Le 12 mai 2024
Roqya distille peu à peu son philtre, puissant et hypnotique, et se dévoile peu à peu sans jamais perdre de sa tension. Un premier long-métrage remarquable, porté par Golshifteh Farahani en état de grâce.


- Réalisateur : Saïd Belktibia
- Acteurs : Denis Lavant, Issaka Sawadogo, Golshifteh Farahani, Amine Zariouhi, Isma Kébé
- Genre : Action, Thriller
- Nationalité : Français, Iranien
- Distributeur : The Jokers, Les Bookmakers
- Durée : 1h35mn
- Date télé : 11 mars 2025 22:55
- Chaîne : Canal+ Cinéma
- Date de sortie : 15 mai 2024

L'a vu
Veut le voir
Résumé : Nour vit de contrebande d’animaux exotiques pour des guérisseurs. Lorsqu’une consultation dérape, elle est accusée de sorcellerie. Pourchassée par les habitants du quartier et séparée de son fils, elle se lance alors dans une course effrénée pour le sauver. La traque commence…
LIRE NOTRE INTERVIEW DE SAÏD BELKTIBIA
Critique : Cela n’a l’air de rien mais, film après film, la banlieue pourrait bien devenir le nouvel eldorado du cinéma de genre français. Après La Gravité et Vermines, deux belles illustrations de cette tendance récente, c’est donc Roqya, du primo réalisateur Saïd Belktibia, qui s’ancre dans les cités et leur microcosme.
- Copyright ŠICONO CLAST - LYLY FILMS - FRANCE 2 CINEMA - 2024
Dès les premières minutes du film, son sujet est énoncé, comme tomberait un couperet : « La superstition est une mauvaise herbe qui pousse sur les ruines de la religion. » De fait, Roqya – terme qui désigne dans la religion musulmane la « guérison » d’un croyant atteint de maladies occultes supposément sataniques – se lit, au-delà d’un thriller nerveux, comme un argumentaire contre les fondamentalismes religieux et les tartufes de tout crin. Ces faux dévots qui dévoient les louables principes de leurs religions pour en faire des instruments de torture – dont les femmes sont, bien souvent, les premières victimes. C’est précisément cela qui définit le « patriarcat », terme galvaudé s’il en est : l’exclusion des femmes du pouvoir, la soumission de celles-ci, au nom de valeurs millénaires. Face à cette religion détournée, reste peut-être – semble nous dire Roqya – à puiser dans tout ce que le « féminin sacré » et secret recèle, à en appeler à la « puissance invaincue des femmes » propre à la sorcière, figure qui suscite depuis plusieurs années le regain d’intérêt que l’on sait. Dieu est mort, sans doute, mais chacun d’entre nous a toujours ce besoin presque existentiel de croire en quelque chose...

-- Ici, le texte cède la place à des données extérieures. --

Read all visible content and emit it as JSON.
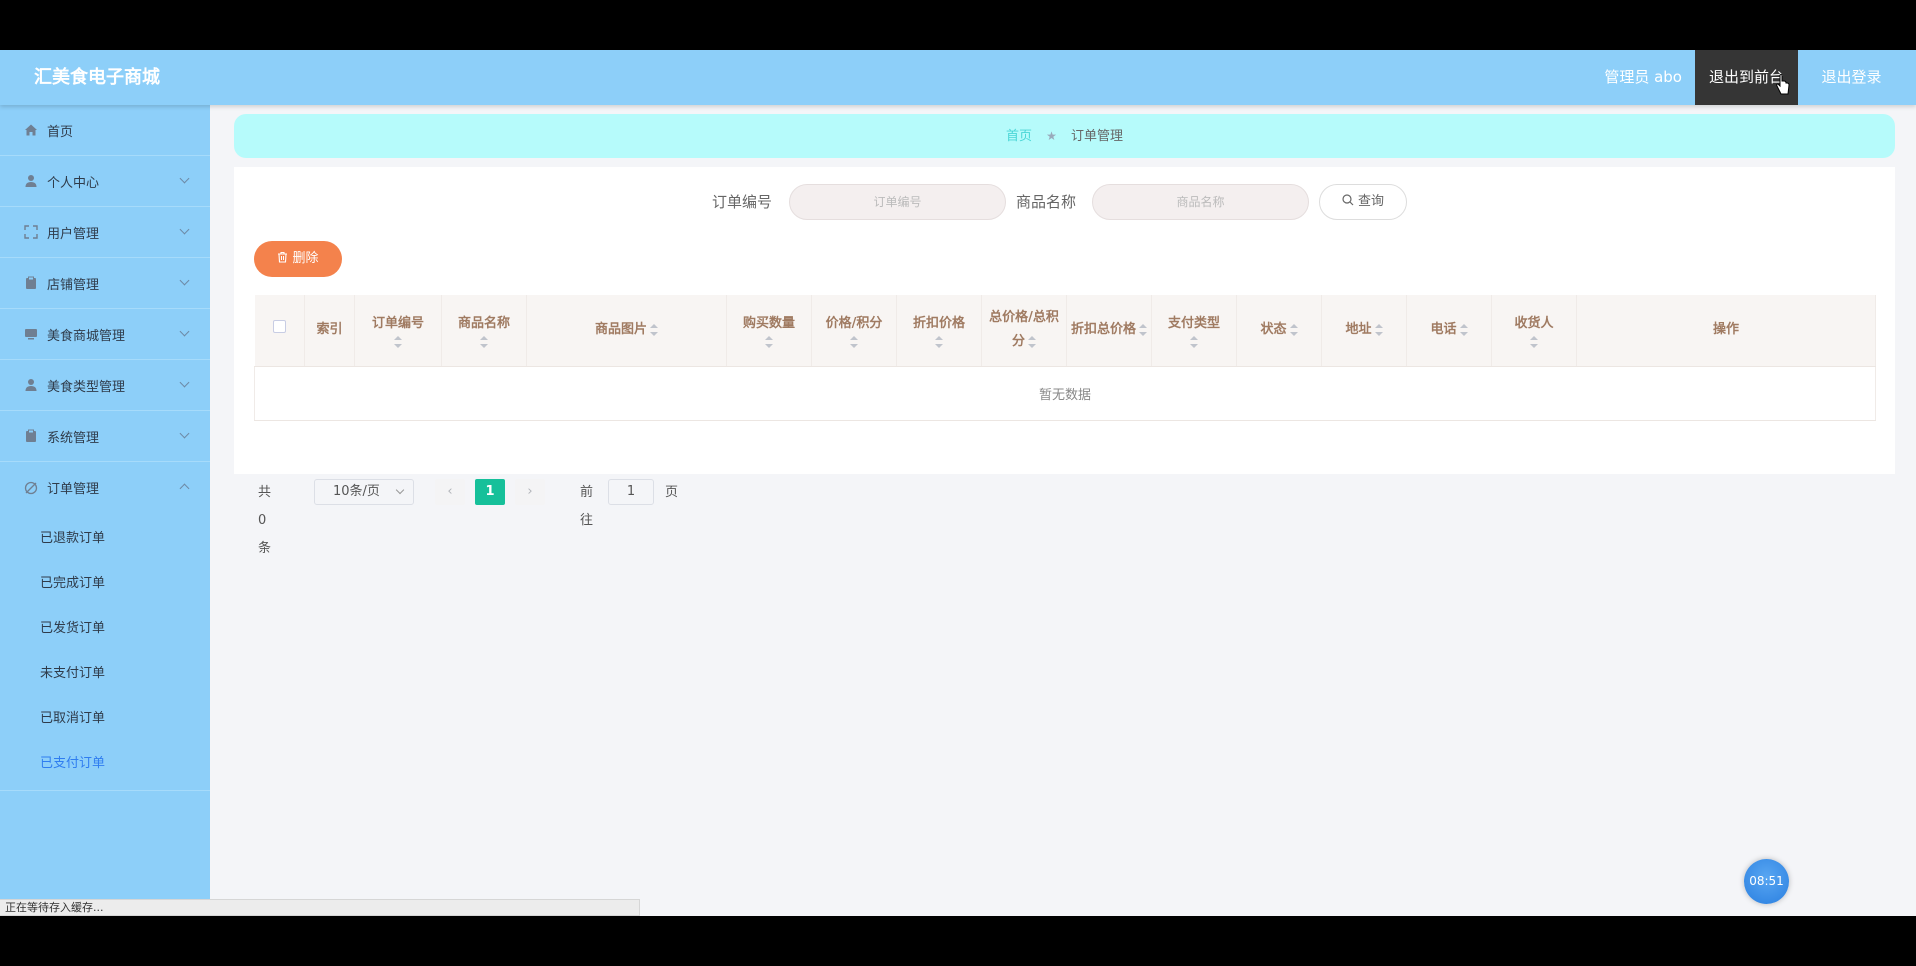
{
  "header": {
    "brand": "汇美食电子商城",
    "admin_label": "管理员 abo",
    "exit_front_label": "退出到前台",
    "logout_label": "退出登录",
    "bg_color": "#8dcff9"
  },
  "sidebar": {
    "items": [
      {
        "label": "首页",
        "icon": "home-icon"
      },
      {
        "label": "个人中心",
        "icon": "user-icon"
      },
      {
        "label": "用户管理",
        "icon": "expand-icon"
      },
      {
        "label": "店铺管理",
        "icon": "clipboard-icon"
      },
      {
        "label": "美食商城管理",
        "icon": "monitor-icon"
      },
      {
        "label": "美食类型管理",
        "icon": "user-icon"
      },
      {
        "label": "系统管理",
        "icon": "clipboard-icon"
      },
      {
        "label": "订单管理",
        "icon": "slash-icon"
      }
    ],
    "sub_items": [
      "已退款订单",
      "已完成订单",
      "已发货订单",
      "未支付订单",
      "已取消订单",
      "已支付订单"
    ],
    "active_sub": "已支付订单"
  },
  "breadcrumb": {
    "home": "首页",
    "current": "订单管理"
  },
  "search": {
    "order_no_label": "订单编号",
    "order_no_placeholder": "订单编号",
    "product_name_label": "商品名称",
    "product_name_placeholder": "商品名称",
    "query_label": "查询"
  },
  "toolbar": {
    "delete_label": "删除"
  },
  "table": {
    "columns": [
      "索引",
      "订单编号",
      "商品名称",
      "商品图片",
      "购买数量",
      "价格/积分",
      "折扣价格",
      "总价格/总积分",
      "折扣总价格",
      "支付类型",
      "状态",
      "地址",
      "电话",
      "收货人",
      "操作"
    ],
    "empty_text": "暂无数据"
  },
  "pagination": {
    "total_text": "共 0 条",
    "page_size": "10条/页",
    "current_page": "1",
    "goto_label": "前往",
    "goto_value": "1",
    "page_suffix": "页"
  },
  "clock": "08:51",
  "status_bar": "正在等待存入缓存..."
}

Difficile, aussi, de ne pas entrevoir dans le film le reflet de son interprète principale Golshifteh Farahani, persona non grata dans son Iran natal pour en avoir remis en cause le fondamentalisme et l’hypocrisie, et qui témoignait il y a encore peu sur ce qui constitue une vraie thanatocratie – un régime où un pouvoir autoritaire s’arroge le droit de vie et de mort sur ses citoyens. L’actrice trouve l’un de ses plus beaux rôles dans ce film qui distille peu à peu son philtre, puissant et hypnotique. Sans aucun doute, Saïd Belktibia est de ces cinéastes dont on a déjà hâte d’avoir des nouvelles.